What company was he referring to? It’s anybody’s guess, and people are indeed guessing away.
Re/code had already published a list of potential acquisition targets for Twitter in October, and it’s taken this opportunity to refresh it.
Among others, the top contenders include the selfie app Shots, multimedia app Storehouse, the news site Mic News (Noto recently followed four of its editors), or maybe anonymous social network Secret,
Would any of those services help to stop people from accidentally sending direct messages as public Tweets?
Well, maybe not. Re/code’s sources say Twitter’s not looking to buy a standalone messenger.

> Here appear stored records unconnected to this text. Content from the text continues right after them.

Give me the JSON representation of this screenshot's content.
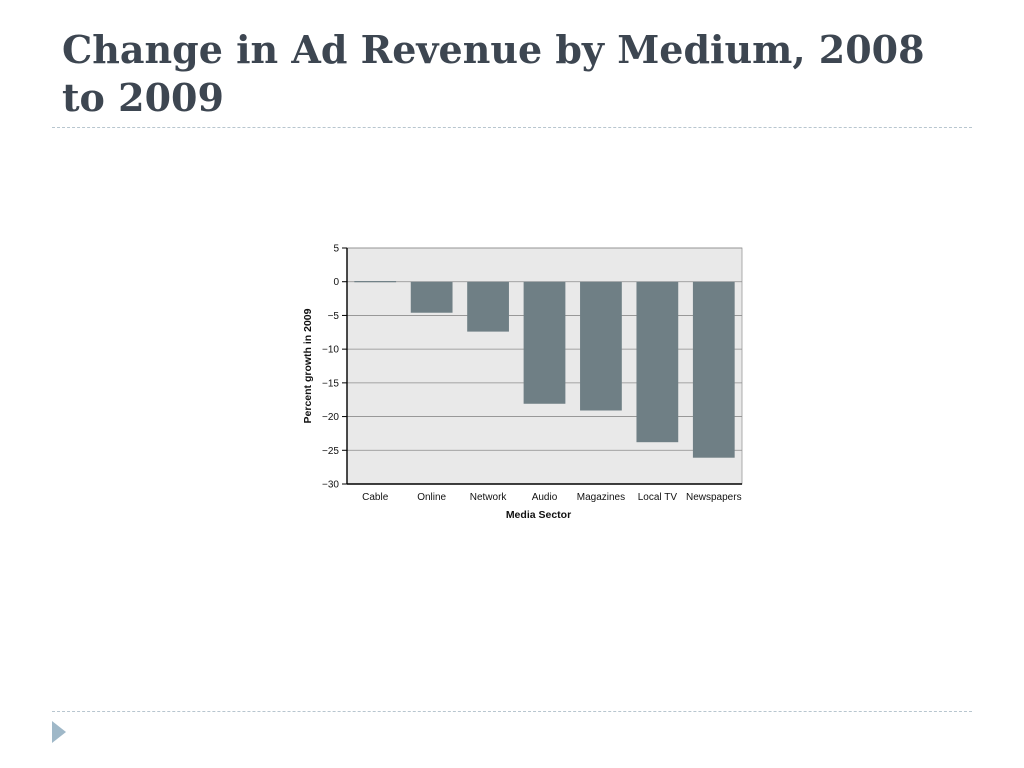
{
  "slide": {
    "title": "Change in Ad Revenue by Medium, 2008 to 2009"
  },
  "colors": {
    "title": "#3d4651",
    "bar": "#6f7f85",
    "plot_background": "#e9e9e9",
    "rule": "#b8c6cf",
    "nav_arrow": "#9fb8c8"
  },
  "nav": {
    "icon": "triangle-right-icon"
  },
  "chart_data": {
    "type": "bar",
    "categories": [
      "Cable",
      "Online",
      "Network",
      "Audio",
      "Magazines",
      "Local TV",
      "Newspapers"
    ],
    "values": [
      0.1,
      -4.6,
      -7.4,
      -18.1,
      -19.1,
      -23.8,
      -26.1
    ],
    "title": "",
    "xlabel": "Media Sector",
    "ylabel": "Percent growth in 2009",
    "ylim": [
      -30,
      5
    ],
    "yticks": [
      5,
      0,
      -5,
      -10,
      -15,
      -20,
      -25,
      -30
    ],
    "ytick_labels": [
      "5",
      "0",
      "−5",
      "−10",
      "−15",
      "−20",
      "−25",
      "−30"
    ],
    "grid": true,
    "legend": "none"
  }
}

But given Noto’s gaffe, it well might be time to reconsider that.
Image of bird courtesy of Shutterstock.
Email clients need to have a confirmation screen flash up before a multiple recipient Email is sent “is this a wise decision to reply to all?”
“Are you even vaguely aware that you’re on the brink of blabbing whatever this is to the entire Twittosphere?”
Outlook 2013 sort of does this (2010 may, never used it). If one of your recipients is a mailing list, is shows a banner at the top of the message (using bold text, but no high-lighting color) of how many recipients are in the list, and clicking the banner removes the group from the recipients. If you include multiple mailing lists it shows the combined total number of recipients, but no one-click delete.
I think it’s a pretty good balance of not being too annoying (because in a business you may reasonably use mailing lists all the time), and giving you one more chance to see you’re making a mistake.
My company also locked down who’s allowed to use the huge staff mailing lists. Though that doesn’t stop a high-level executive with those privileges from blundering.